Build on Priors: Vision--Language--Guided Neuro-Symbolic Imitation Learning for Data-Efficient Real-World Robot Manipulation

arXiv cs.RO / 4/7/2026

💬 OpinionSignals & Early TrendsIdeas & Deep AnalysisModels & Research

Key Points

  • The paper tackles data-efficient long-horizon robot manipulation by proposing an automated neuro-symbolic imitation learning pipeline that works from as few as one to thirty unannotated skill demonstrations.
  • It segments demonstrations into skills, then uses a vision-language model (VLM) to classify skills and discover equivalent high-level states, forming an automatically built state-transition graph.
  • An Answer Set Programming solver converts this graph into a synthesized PDDL planning domain, which is further used to isolate minimal, task-relevant observation/action spaces for each skill policy.
  • Unlike end-to-end raw actuator imitation, the method learns at a control-reference level to produce smoother targets and reduce noisy learning signals.
  • The approach validates on an industrial forklift with statistically rigorous trials and shows cross-platform generality on a Kinova Gen3 arm, highlighting scalability, expert-free setup, and interpretability.

Abstract

Enabling robots to learn long-horizon manipulation tasks from a handful of demonstrations remains a central challenge in robotics.
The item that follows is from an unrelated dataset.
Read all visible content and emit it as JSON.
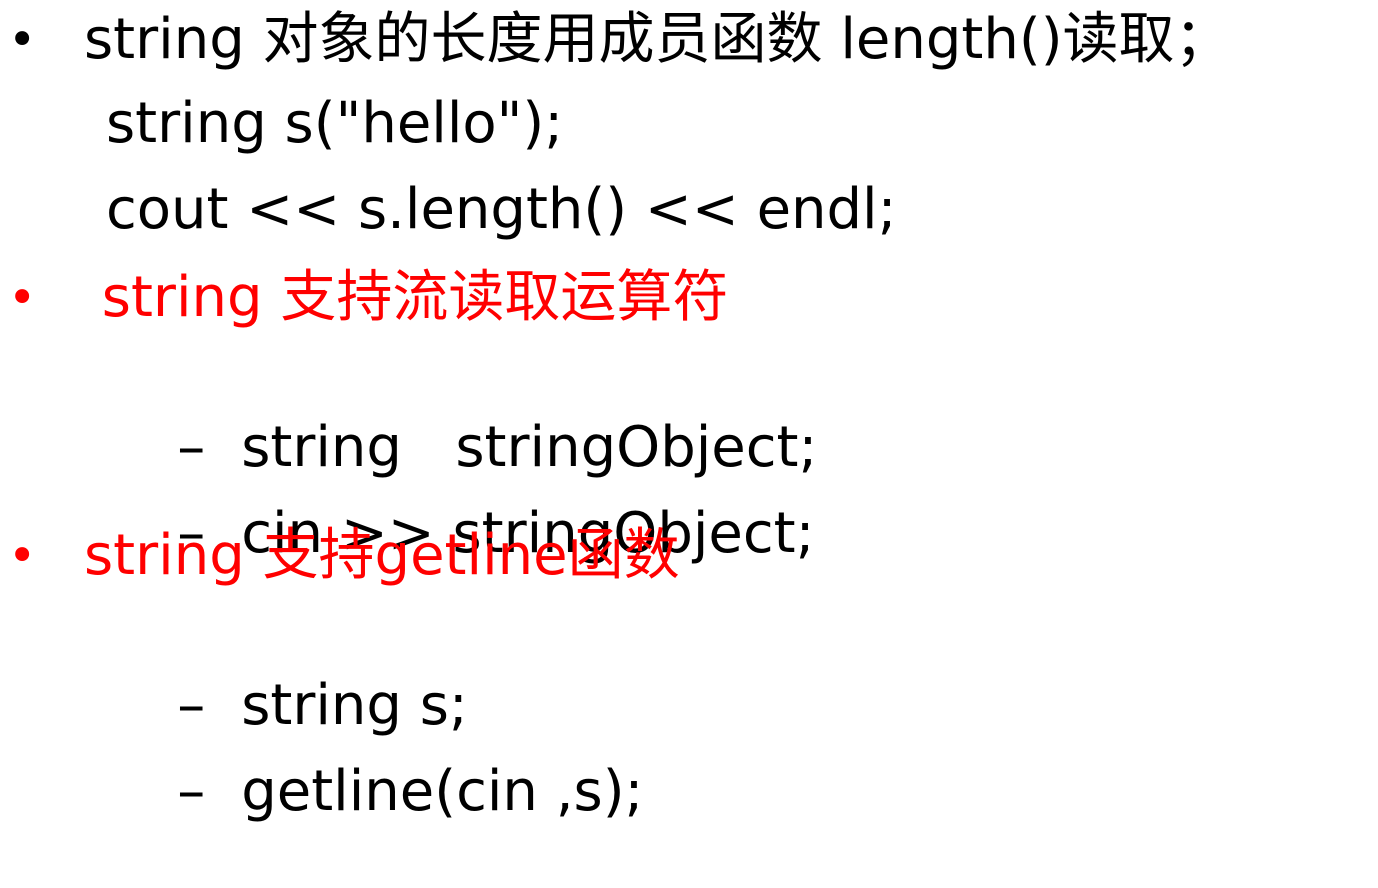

Existing neuro-symbolic approaches often rely on hand-crafted symbolic abstractions, semantically labeled trajectories or large demonstration datasets, limiting their scalability and real-world applicability. We present a scalable neuro-symbolic framework that autonomously constructs symbolic planning domains and data-efficient control policies from as few as one to thirty unannotated skill demonstrations, without requiring manual domain engineering. Our method segments demonstrations into skills and employs a Vision-Language Model (VLM) to classify skills and identify equivalent high-level states, enabling automatic construction of a state-transition graph. This graph is processed by an Answer Set Programming solver to synthesize a PDDL planning domain, which an oracle function exploits to isolate the minimal, task-relevant and target relative observation and action spaces for each skill policy. Policies are learned at the control reference level rather than at the raw actuator signal level, yielding a smoother and less noisy learning target. Known controllers can be leveraged for real-world data augmentation by projecting a single demonstration onto other objects in the scene, simultaneously enriching the graph construction process and the dataset for imitation learning. We validate our framework primarily on a real industrial forklift across statistically rigorous manipulation trials, and demonstrate cross-platform generality on a Kinova Gen3 robotic arm across two standard benchmarks. Our results show that grounding control learning, VLM-driven abstraction, and automated planning synthesis into a unified pipeline constitutes a practical path toward scalable, data-efficient, expert-free and interpretable neuro-symbolic robotics.